I have an intermittent problem at the moment - a 750GB SATA HDD keeps disappearing. Not literally, obviously, but Windows from time to time just forgets it is there. I lose all my desktop shortcuts to that disk and it does not show up in My Computer. A swift restart fixes this, and the disk comes back. I have no idea why this is happening. It could be the disk on the way out. It could be a dodgy SATA cable. It could be the SATA controller on the motherboard. It could be the drivers for the SATA controller on the motherboard.

The Step 3 plan is to swap the cable, and use a different SATA port on the motherboard. I will be unable to rely on Step Five though, because the fucking thing may keep working for a week or two before the problem re-occurs.

Pain in the arse.

Something that Works

While most of what passes for intelligent comment on this blog is in the nature of complaints about the stupid way that some things seem to be designed not to work, it seems only fair that I record a recent positive experience.

I have commented on the spectacular hardware failure saga below. What I was left with during the repair period was a hard disk with the OS installed, and a video card.

Ordinarily with microsoft operating systems if you swap a hard disk from one machine to another, windows, to put it politely, shits itself. If it boots at all you get regular blue screens and no peripherals will work.

However, this hard disk had windows 7 installed on it. I thought to myself, what the hell I'll try and plug it into another motherboard. I already had a spare machine so I dragged the new machine's case over to the old machine. I ran the power cables from the new machine to the motherboard on the old machine.

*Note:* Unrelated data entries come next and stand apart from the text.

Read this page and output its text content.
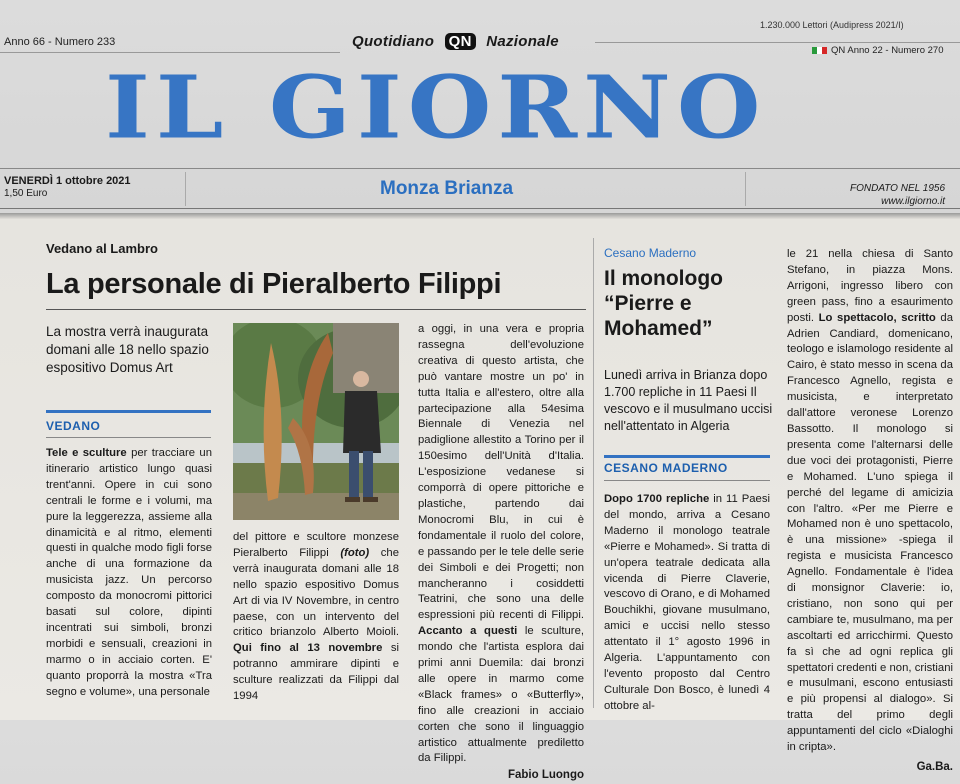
Anno 66 - Numero 233	Quotidiano QN Nazionale
1.230.000 Lettori (Audipress 2021/I)
QN Anno 22 - Numero 270
IL GIORNO
VENERDÌ 1 ottobre 2021
1,50 Euro	Monza Brianza	FONDATO NEL 1956
www.ilgiorno.it
Vedano al Lambro
La personale di Pieralberto Filippi
La mostra verrà inaugurata domani alle 18 nello spazio espositivo Domus Art
VEDANO
Tele e sculture per tracciare un itinerario artistico lungo quasi trent'anni. Opere in cui sono centrali le forme e i volumi, ma pure la leggerezza, assieme alla dinamicità e al ritmo, elementi questi in qualche modo figli forse anche di una formazione da musicista jazz. Un percorso composto da monocromi pittorici basati sul colore, dipinti incentrati sui simboli, bronzi morbidi e sensuali, creazioni in marmo o in acciaio corten. E' quanto proporrà la mostra «Tra segno e volume», una personale
del pittore e scultore monzese Pieralberto Filippi (foto) che verrà inaugurata domani alle 18 nello spazio espositivo Domus Art di via IV Novembre, in centro paese, con un intervento del critico brianzolo Alberto Moioli. Qui fino al 13 novembre si potranno ammirare dipinti e sculture realizzati da Filippi dal 1994
a oggi, in una vera e propria rassegna dell'evoluzione creativa di questo artista, che può vantare mostre un po' in tutta Italia e all'estero, oltre alla partecipazione alla 54esima Biennale di Venezia nel padiglione allestito a Torino per il 150esimo dell'Unità d'Italia. L'esposizione vedanese si comporrà di opere pittoriche e plastiche, partendo dai Monocromi Blu, in cui è fondamentale il ruolo del colore, e passando per le tele delle serie dei Simboli e dei Progetti; non mancheranno i cosiddetti Teatrini, che sono una delle espressioni più recenti di Filippi. Accanto a questi le sculture, mondo che l'artista esplora dai primi anni Duemila: dai bronzi alle opere in marmo come «Black frames» o «Butterfly», fino alle creazioni in acciaio corten che sono il linguaggio artistico attualmente prediletto da Filippi.
Fabio Luongo
Cesano Maderno
Il monologo “Pierre e Mohamed”
Lunedì arriva in Brianza dopo 1.700 repliche in 11 Paesi Il vescovo e il musulmano uccisi nell'attentato in Algeria
CESANO MADERNO
Dopo 1700 repliche in 11 Paesi del mondo, arriva a Cesano Maderno il monologo teatrale «Pierre e Mohamed». Si tratta di un'opera teatrale dedicata alla vicenda di Pierre Claverie, vescovo di Orano, e di Mohamed Bouchikhi, giovane musulmano, amici e uccisi nello stesso attentato il 1° agosto 1996 in Algeria. L'appuntamento con l'evento proposto dal Centro Culturale Don Bosco, è lunedì 4 ottobre al-
le 21 nella chiesa di Santo Stefano, in piazza Mons. Arrigoni, ingresso libero con green pass, fino a esaurimento posti. Lo spettacolo, scritto da Adrien Candiard, domenicano, teologo e islamologo residente al Cairo, è stato messo in scena da Francesco Agnello, regista e musicista, e interpretato dall'attore veronese Lorenzo Bassotto. Il monologo si presenta come l'alternarsi delle due voci dei protagonisti, Pierre e Mohamed. L'uno spiega il perché del legame di amicizia con l'altro. «Per me Pierre e Mohamed non è uno spettacolo, è una missione» -spiega il regista e musicista Francesco Agnello. Fondamentale è l'idea di monsignor Claverie: io, cristiano, non sono qui per cambiare te, musulmano, ma per ascoltarti ed arricchirmi. Questo fa sì che ad ogni replica gli spettatori credenti e non, cristiani e musulmani, escono entusiasti e più propensi al dialogo». Si tratta del primo degli appuntamenti del ciclo «Dialoghi in cripta».
Ga.Ba.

The SATA data cables were run between the motherboard in the old case to the disks bolted into the new case.

On firing the machine up I was stunned, nay astonished, to discover that against all previous experience windows did not shit itself.

Instead the OS loaded up drivers for the changed wireless card, and sound card and started working perfectly well.

The only problem was with fucking stupid DRM in iTunes. Despite purchasing upgrades to DRM free mp3 files as and when they become available I still have several protected files in my iTunes database. Of course iTunes thinks I have copied the files to a shiny new machine. This is despite the actual physical files on the disk being identical. iTunes says new motherboard and CPU = new machine so you have to re-authorise the files. Of course because of the catastrophic failure of the new board, that means I have to use up one of my 5 authorised machines.

All my other software, including Steam games, worked fine.

So, thumbs up to windows 7. It doesn't shit itself if you swap motherboards. They can put that on the box.

Of course, linux is perfectly happy to run on whatever machines you throw it at (even from a USB key) as long as you enable the appropriate kernel parameters. Which stuff like Ubuntu does by default.